Scala Conventions


Basics

These rules apply strictly only to mmt-api. In other subprojects, especially those contributed by other programmers, the personal style of the subproject leader or the individual programmer may be chosen instead.

Nobody should change styling of other programmers’ code if it is only a matter of personal style.

Some of the following conventions may violate default settings in IDEs. Configure your IDEs accordingly and do not change styling recklessly.

Indentation

All indentation must be by spaces (no tabs).

The depth of indentation is not fixed. It is typically 2-4 spaces. It does not have to be consistent throughtout a file.

Imports

In the presence of info.kwarc.mmt.api._ write import XXX instead of import info.kwarc.mmt.api.XXX

Method types

Declare methods without arguments without brackets: def f: A instead of def f(): A

Declare non-abstract methods without return type as def f {…} instead of def f : Unit = {…}

Robustness against API changes

The MMT API changes frequently. Therefore, it is good to use a few tricks for more robust code, i.e., code that remains correct when the API changes. Several such tricks can be identified.

Bundling multiple arguments into a case class

A major component that takes a bunch of parameters for modifying its behavior should not list these individually. Instead, a new case class should be introduced to hold those arguments.

That way we can later add a parameter to the case class without having to adapt all methods.

Examples: the main interface methods for

  • parsing (case class: ParsingUnit and ParsingStream)
  • checking (case class: CheckingUnit and CheckingEnvironment)
  • building (case class: BuildTask)
  • etc.

Keeping the set of fields of a case class flexible

When a small change to an object is needed, a copy method can be used. This are auto-generated by Scala for all case classes.

Example for case class C(a: A, b: B); val c: C: use c.copy(a=a’) instead of C(a’, c.b).

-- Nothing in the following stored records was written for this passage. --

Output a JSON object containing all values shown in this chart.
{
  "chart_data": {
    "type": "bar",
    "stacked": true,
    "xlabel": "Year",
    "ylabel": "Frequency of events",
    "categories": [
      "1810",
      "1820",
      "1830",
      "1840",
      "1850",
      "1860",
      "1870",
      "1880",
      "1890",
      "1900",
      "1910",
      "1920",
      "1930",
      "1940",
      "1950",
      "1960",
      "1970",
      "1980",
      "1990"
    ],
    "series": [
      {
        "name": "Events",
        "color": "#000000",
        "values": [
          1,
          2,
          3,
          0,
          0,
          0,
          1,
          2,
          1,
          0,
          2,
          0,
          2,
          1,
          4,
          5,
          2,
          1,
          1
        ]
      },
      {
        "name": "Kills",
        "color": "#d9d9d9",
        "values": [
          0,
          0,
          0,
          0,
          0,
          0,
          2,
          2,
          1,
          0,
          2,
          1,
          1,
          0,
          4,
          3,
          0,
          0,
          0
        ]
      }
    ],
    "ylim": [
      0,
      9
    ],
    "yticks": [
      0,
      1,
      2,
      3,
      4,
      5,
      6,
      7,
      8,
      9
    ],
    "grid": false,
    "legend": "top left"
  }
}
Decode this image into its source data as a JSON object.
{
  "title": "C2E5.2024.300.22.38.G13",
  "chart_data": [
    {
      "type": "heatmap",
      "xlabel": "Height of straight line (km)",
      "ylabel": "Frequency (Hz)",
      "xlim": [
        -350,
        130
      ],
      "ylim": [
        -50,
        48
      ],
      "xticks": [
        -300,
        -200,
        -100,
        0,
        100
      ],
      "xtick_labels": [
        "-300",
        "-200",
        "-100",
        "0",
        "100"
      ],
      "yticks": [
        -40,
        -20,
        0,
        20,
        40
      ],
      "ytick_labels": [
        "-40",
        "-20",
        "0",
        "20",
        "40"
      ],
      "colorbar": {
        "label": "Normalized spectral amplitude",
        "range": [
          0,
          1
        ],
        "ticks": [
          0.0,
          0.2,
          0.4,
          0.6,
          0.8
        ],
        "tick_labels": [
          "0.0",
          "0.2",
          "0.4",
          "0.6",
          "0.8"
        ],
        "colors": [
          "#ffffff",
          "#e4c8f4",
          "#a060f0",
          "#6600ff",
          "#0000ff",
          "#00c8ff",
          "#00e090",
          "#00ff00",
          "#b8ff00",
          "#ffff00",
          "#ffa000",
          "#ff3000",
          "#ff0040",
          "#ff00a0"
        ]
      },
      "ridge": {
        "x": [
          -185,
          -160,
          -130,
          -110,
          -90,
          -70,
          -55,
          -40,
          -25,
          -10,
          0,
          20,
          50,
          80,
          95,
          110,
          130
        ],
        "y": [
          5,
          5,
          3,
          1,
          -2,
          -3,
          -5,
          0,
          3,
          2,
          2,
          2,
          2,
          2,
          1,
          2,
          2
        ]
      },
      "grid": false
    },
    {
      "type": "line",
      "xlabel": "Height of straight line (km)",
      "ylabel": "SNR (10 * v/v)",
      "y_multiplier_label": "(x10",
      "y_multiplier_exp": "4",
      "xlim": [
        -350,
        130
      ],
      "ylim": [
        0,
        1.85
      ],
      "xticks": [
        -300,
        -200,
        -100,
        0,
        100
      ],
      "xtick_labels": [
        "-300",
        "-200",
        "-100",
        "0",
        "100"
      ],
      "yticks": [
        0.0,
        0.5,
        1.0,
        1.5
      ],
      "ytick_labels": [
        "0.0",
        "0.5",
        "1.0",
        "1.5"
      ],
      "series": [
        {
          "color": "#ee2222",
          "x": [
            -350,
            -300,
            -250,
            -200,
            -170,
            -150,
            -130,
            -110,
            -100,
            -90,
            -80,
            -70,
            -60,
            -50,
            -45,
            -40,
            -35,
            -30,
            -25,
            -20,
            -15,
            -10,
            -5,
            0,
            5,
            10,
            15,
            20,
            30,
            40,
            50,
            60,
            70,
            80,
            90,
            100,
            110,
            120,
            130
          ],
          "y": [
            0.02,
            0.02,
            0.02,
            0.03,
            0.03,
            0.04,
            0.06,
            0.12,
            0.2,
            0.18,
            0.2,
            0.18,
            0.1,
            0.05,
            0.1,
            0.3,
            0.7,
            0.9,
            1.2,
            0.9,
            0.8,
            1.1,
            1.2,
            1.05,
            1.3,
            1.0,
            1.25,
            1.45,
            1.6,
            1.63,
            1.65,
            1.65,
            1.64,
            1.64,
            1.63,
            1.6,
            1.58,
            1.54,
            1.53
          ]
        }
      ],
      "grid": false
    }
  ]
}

Similarly, when pattern-matching, it is preferable to use case c:C => instead of case C(,) =>.

That way the code remains correct if the case class changes.

Robustness against semantic errors

Use default arguments carefully

When adding a parameter to a class or function, do not give it a default value. Doing so masks errors in all previous calls to the function/class: many of those should not use the default value. The only way to find out is to force a typing error due to the missing argument.

Instead, it is better to use default arguments in convenience methods in the companion object. (These should have a different signature than the primary constructor to avoid accidentally well-typed code.)